La fine del lockdown ha coinciso con un calo di fatturato legato all’on line?
«No, l’on line è ancora una voce importante del fatturato, cresce mediamente del 15%».
Come si garantisce che il prodotto comprato on line arrivi integro?
«Ormai è più facile che il prodotto venga perso piuttosto che non arrivi integro. Con i corrieri di oggi (e Amazon ha fatto da nave scuola per tutti) il margine di errore è ridotto all'osso».
Oggi tutti fanno il panettone, dai forni alle pasticcerie agli chef. Un’opportunità o un problema?
«Il mercato è sempre più frazionato, perché chiunque ormai crede di poter fare il panettone. Penso agli chef, ad esempio. Da un lato è un problema, dall'altro un bene perché la concorrenza stimola l'innovazione.
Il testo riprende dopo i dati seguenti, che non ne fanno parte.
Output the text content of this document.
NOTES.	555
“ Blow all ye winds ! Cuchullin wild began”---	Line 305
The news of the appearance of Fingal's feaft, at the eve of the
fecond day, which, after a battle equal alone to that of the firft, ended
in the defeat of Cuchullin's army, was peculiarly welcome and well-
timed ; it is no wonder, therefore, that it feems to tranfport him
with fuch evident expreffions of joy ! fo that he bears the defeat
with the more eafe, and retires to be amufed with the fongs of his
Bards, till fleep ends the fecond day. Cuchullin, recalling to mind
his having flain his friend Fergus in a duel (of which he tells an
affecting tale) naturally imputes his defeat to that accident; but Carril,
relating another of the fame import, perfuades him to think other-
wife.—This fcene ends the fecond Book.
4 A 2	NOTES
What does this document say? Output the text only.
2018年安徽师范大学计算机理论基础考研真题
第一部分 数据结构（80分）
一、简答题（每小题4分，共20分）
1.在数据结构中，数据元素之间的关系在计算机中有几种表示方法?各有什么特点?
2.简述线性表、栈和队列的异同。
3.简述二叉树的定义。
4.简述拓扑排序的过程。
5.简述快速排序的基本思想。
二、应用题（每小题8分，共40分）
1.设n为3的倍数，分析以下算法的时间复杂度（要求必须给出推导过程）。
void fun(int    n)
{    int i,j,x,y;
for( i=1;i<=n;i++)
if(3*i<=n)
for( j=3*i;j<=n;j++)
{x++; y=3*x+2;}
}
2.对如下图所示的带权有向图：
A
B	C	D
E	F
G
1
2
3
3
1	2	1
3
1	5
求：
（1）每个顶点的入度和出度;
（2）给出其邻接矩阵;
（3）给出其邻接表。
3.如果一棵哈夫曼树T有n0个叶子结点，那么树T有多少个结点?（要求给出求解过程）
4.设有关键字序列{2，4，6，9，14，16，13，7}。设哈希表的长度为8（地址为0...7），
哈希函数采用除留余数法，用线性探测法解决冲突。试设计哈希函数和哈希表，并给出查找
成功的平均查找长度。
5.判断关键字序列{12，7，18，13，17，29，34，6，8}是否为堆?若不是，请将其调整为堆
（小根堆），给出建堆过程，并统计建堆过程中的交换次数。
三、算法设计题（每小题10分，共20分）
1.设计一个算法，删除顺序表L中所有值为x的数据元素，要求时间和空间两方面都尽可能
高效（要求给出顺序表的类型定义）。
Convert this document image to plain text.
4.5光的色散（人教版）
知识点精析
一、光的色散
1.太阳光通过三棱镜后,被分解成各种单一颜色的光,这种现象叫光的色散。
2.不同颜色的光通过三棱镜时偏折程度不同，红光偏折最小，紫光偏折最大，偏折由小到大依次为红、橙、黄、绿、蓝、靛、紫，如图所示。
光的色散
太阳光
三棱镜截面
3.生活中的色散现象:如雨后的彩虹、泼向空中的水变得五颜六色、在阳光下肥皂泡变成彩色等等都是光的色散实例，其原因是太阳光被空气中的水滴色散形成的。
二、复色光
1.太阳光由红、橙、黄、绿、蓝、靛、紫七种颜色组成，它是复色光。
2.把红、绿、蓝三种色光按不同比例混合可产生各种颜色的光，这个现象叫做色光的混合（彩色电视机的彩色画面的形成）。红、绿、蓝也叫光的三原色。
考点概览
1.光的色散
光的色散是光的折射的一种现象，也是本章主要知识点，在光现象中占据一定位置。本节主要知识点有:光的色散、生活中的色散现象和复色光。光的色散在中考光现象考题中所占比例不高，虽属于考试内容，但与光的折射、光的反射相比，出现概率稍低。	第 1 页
Abbiamo una bellissima collaborazione con Andrea Tortora (AT Patissier), un grande professionista, uno tra i più premiati in Italia, che viene spesso in sede a Pinerolo e si occupa di ricerca, sviluppo e innovazione e ci aiuta a rendere il nostro prodotto sempre più vicino a quello di un pasticcere. Collaborare con Andrea è un onore, ed anche questo fa parte di quel processo di sviluppo aziendale per arrivare a concepire prodotti sempre nuovi e sempre più rispondenti alle richieste del mercato».